The gender dimension is also glossed over. The vitriolic sexist rhetoric Clinton has had to face is easily dismissed. Women have suffered from the recent financial crisis too, and like all disadvantaged groups, they bear the brunt of it more than better positioned groups. White women supported Trump by a smaller majority than white men, and women of color voted for Clinton more than men of color, but these trends are largely ignored. Not to mention, an estimated 30 to 40 million US residents are politically disenfranchised and could not vote.

These larger facts are important context for interpreting Trump’s decisive but marginal gains in a few key states. But commentators downplay them both to bolster a tidy narrative of working class rebellion, and to dismiss the importance of race and gender. This story veers dangerously close to the long-standing caricature of the “poor white,” which elites have used to avoid a reckoning with their own complicity with economic and racial inequalities. This dismissal disregards the suffering of groups who have experienced centuries of structural discrimination and marginalization, both in the US and abroad. It reinforces racial, ethnic and gender divisions, and thus undermines the possibility for broader solidarities.

What is also left out is that many whites – many of whom are not impoverished working classes – now feel under attack as “whites.” The election of Barack Obama, the first African- American president, contributed to a feeling that the world is becoming hostile to their very existence. Some believe that a conspiracy of minorities, leftists, feminists, and multi-billionaires, often Jewish, have allied to marginalize the “common white folk.” White racial anxiety is not a new problem in the history of American politics. Even perceptions of economic insecurity are filtered by racial anxieties, which makes race and economics impossible to separate. Racism is neither false consciousness nor mere bigotry, but an ideological and material structure that confers social privilege and material benefits onto a group, and mobilizes that group against any attempt to take away their benefits.

Disregarding the advances made by queer, feminist and critical race theories and social movements, many (mostly white) leftists do not recognize that racism and sexism are structures that regulate the distribution of economic, social, educational and other resources. Instead, they treat racism as rhetorical baggage left-over from the bad old days of colonialism and Jim Crow, allegedly used by elites to “mislead” the working classes. Workers who are white must be included into a wider coalition, but to think that a mere change in messaging will do the trick vastly underestimates the forces that the left is up against. Proposals cannot avoid tackling white and male privilege simply because “that’s our base”.
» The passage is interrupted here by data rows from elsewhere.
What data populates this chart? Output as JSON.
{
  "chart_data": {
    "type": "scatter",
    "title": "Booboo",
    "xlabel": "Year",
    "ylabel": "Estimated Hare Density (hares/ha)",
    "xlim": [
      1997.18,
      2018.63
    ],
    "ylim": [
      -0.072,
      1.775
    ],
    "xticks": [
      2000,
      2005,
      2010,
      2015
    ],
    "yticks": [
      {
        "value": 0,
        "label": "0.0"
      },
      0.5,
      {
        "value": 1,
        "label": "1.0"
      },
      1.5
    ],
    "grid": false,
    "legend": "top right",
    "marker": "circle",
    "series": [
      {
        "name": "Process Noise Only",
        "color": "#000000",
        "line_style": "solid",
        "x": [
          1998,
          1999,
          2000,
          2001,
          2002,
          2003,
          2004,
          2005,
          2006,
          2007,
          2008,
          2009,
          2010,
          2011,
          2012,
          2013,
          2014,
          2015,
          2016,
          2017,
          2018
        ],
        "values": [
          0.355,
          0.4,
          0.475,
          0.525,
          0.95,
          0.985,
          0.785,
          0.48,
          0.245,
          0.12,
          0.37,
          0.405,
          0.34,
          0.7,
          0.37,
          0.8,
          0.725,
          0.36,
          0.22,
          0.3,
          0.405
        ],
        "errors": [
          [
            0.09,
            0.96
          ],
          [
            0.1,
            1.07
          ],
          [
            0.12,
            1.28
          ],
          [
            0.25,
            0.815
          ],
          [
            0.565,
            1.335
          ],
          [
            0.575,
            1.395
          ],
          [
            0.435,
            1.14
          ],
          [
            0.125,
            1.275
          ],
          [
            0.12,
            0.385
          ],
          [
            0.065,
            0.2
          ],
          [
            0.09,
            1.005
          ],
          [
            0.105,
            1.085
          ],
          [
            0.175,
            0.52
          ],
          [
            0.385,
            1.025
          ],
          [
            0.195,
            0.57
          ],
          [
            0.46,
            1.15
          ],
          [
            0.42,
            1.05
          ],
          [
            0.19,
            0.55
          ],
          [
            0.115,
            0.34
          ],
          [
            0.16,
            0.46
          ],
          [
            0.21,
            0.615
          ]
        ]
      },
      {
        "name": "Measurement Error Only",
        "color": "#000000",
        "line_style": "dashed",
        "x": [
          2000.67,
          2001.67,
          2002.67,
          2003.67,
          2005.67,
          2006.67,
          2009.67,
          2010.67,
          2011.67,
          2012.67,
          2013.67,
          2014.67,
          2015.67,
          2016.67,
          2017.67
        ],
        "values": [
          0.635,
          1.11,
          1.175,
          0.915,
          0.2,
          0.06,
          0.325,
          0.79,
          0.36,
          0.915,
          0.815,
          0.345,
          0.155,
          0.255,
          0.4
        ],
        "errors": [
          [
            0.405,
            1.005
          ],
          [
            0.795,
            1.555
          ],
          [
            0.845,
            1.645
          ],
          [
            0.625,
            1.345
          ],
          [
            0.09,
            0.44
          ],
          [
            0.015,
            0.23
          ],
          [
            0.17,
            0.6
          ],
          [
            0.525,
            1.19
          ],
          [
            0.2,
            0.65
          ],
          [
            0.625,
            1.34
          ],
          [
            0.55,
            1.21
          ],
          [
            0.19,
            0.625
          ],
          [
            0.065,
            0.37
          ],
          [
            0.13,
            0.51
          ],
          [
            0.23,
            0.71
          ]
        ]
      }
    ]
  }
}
Nobody doubts that the establishment is in crisis, and something must change.

But why is this becoming common sense only now when it affects white Americans and Europeans? Why should a core of emboldened Trump supporters be the starting point for constructing a broad alliance against the devastating effects of a racial and gendered capitalist world order?

The role of the left should not be to focus its efforts on bargaining with the often misrepresented and caricatured concerns of a small sector of the working classes. It is to mobilize a broader intersectional alliance that can effectively tackle various forms of discrimination, and that addresses the differential levels of exclusion experienced by various groups.

Framing the Trump phenomenon as the wrong response to the right concerns goes in the opposite direction. Knowingly or not, it feeds the growing wave of white nationalism and xenophobia that is taking America and Europe by storm.